La ignoran los obsesionados con la eficacia. La desprecian los que nunca la han experimentado. La detestan quienes solo quieren imponerse a los demás.
No consiste en muestras físicas de afecto. A veces se manifiesta con una mirada esperanzada. A veces se expresa con un silencio comprensivo. A veces aparece en una renuncia sacrificada.
No se trata de una emoción intensa que se siente muy dentro y hace estallar el corazón de gozo efusivo, no. Más bien se parece al sol de febrero, que calienta para ahuyentar la helada de la noche. Así, la ternura da calor al corazón cuando el frío de la vida congela el alma.
No es amar al otro “a pesar de” su fragilidad. Amar al otro a pesar de su fragilidad deriva en la superioridad moral de creer que soy bueno porque le aguanto a pesar de que es imperfecto De esa forma termino por elevarme a categoría de héroe, capaz de amar a alguien a pesar de que realmente no se lo merece. Y acabo mirando la fragilidad del otro de forma condescendiente desde lo alto de un taburete, creyendo que estoy en lo más alto de un pedestal.

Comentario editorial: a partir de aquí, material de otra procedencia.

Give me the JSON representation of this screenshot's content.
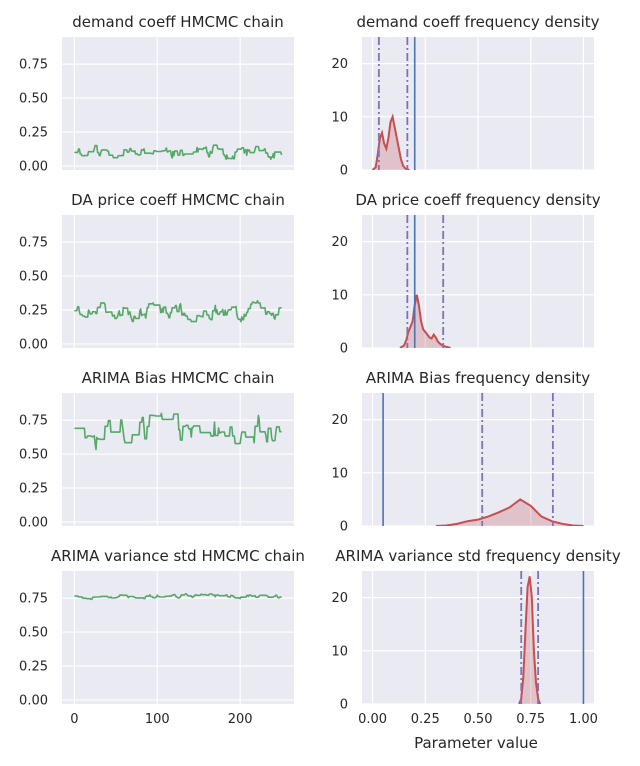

Es lo opuesto a la mirada que juzga y condena. Esa mirada que critica, que reprocha, que desprecia… “Estás siempre igual, nunca cambias, nunca lo harás”. Tras esa mirada anida el deseo de posesión: quiero que seas como yo quiero y te ataco por no ser así.

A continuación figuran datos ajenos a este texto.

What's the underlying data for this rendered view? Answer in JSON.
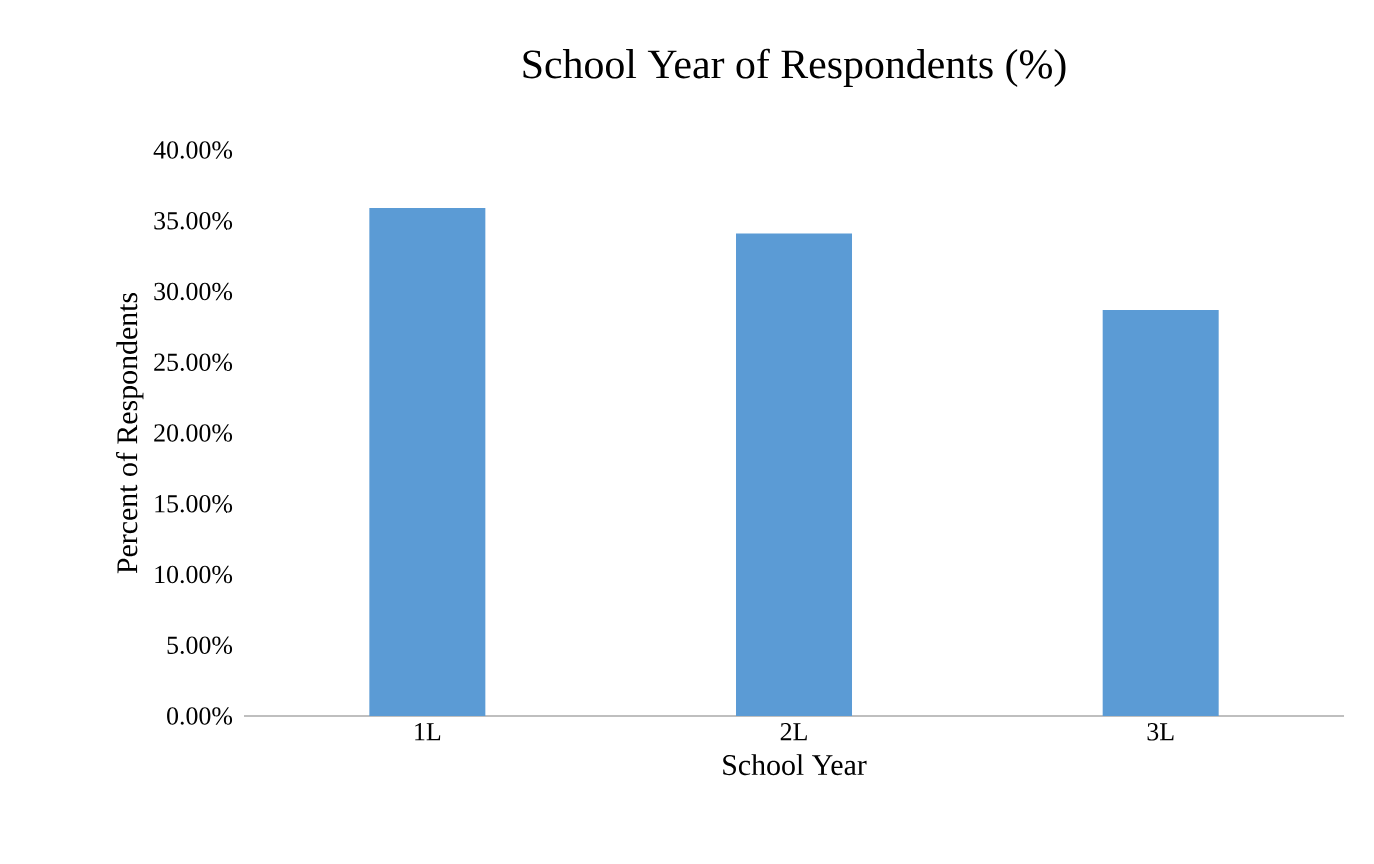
{
  "chart_data": {
    "type": "bar",
    "title": "School Year of Respondents (%)",
    "xlabel": "School Year",
    "ylabel": "Percent of Respondents",
    "categories": [
      "1L",
      "2L",
      "3L"
    ],
    "values": [
      35.9,
      34.1,
      28.7
    ],
    "color": "#5b9bd5",
    "ylim": [
      0,
      40
    ],
    "yticks": [
      {
        "value": 0,
        "label": "0.00%"
      },
      {
        "value": 5,
        "label": "5.00%"
      },
      {
        "value": 10,
        "label": "10.00%"
      },
      {
        "value": 15,
        "label": "15.00%"
      },
      {
        "value": 20,
        "label": "20.00%"
      },
      {
        "value": 25,
        "label": "25.00%"
      },
      {
        "value": 30,
        "label": "30.00%"
      },
      {
        "value": 35,
        "label": "35.00%"
      },
      {
        "value": 40,
        "label": "40.00%"
      }
    ],
    "marker": "none"
  }
}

Ofrece una respuesta insólita a la miseria del otro. Es una forma inesperada de hacer justicia, dice el Papa Francisco. Sin ella, nos advierte, permanecemos presos en una justicia que confunde la redención con el castigo.
Es la experiencia de amar y acoger al otro “en medio de” su fragilidad, en medio de su debilidad, en medio de su miseria. Esa es su esencia.
No ignora la fragilidad del otro. No la niega. No la minimiza. No se asusta ante ella.
Percibe esa fragilidad con realismo. La reconoce con verdad. La saca a la luz con sensibilidad. La toca con delicadeza desde una esencial mirada de aprecio.
Insufla esperanza para trabajar sobre uno mismo. Devuelve la dignidad a la persona para seguir en camino. Es soplo que alienta a ser lo que estamos llamados a ser, a no tirar la toalla en esa pelea.
Tres dinámicas la hacen crecer.
La primera es el humor. No la ironía despectiva ni el sarcasmo burlón. Sino la forma diferente de ver la misma realidad cambiando el foco entre el primer plano y el fondo. O dando la vuelta a la situación para mirarla desde otra perspectiva. O ampliando un detalle hasta convertirlo en cómico. El humor posibilita una mirada nueva sobre el otro.
La segunda consiste en valorar la parte positiva de aquello que a veces nos saca de quicio del otro. No se trata de justificar el mal, sino de mirarlo desde otra perspectiva. Una persona terca, seguramente sea desquiciante en muchos momentos, pero perseguirá sus objetivos en la vida y eso tiene una parte buena. Una persona tranquila a veces desespera hasta la exasperación en su tranquilidad, pero aportará calma a situaciones complicadas. Una persona que cambia de planes con facilidad puede que nos vuelva locos, pero seguramente conseguirá improvisar en los momentos en que esto sea necesario.
La tercera es la conciencia de las propias fragilidades. Empeñarse en limarlas, fracasar una y otra vez, perdonarse por ello y volver, una y otra vez, al camino de intentarlo. Tropezar de bruces con nuestra incapacidad para ser perfectos sin renunciar al deseo de serlo. Amar esa paradoja sin intentar resolverla.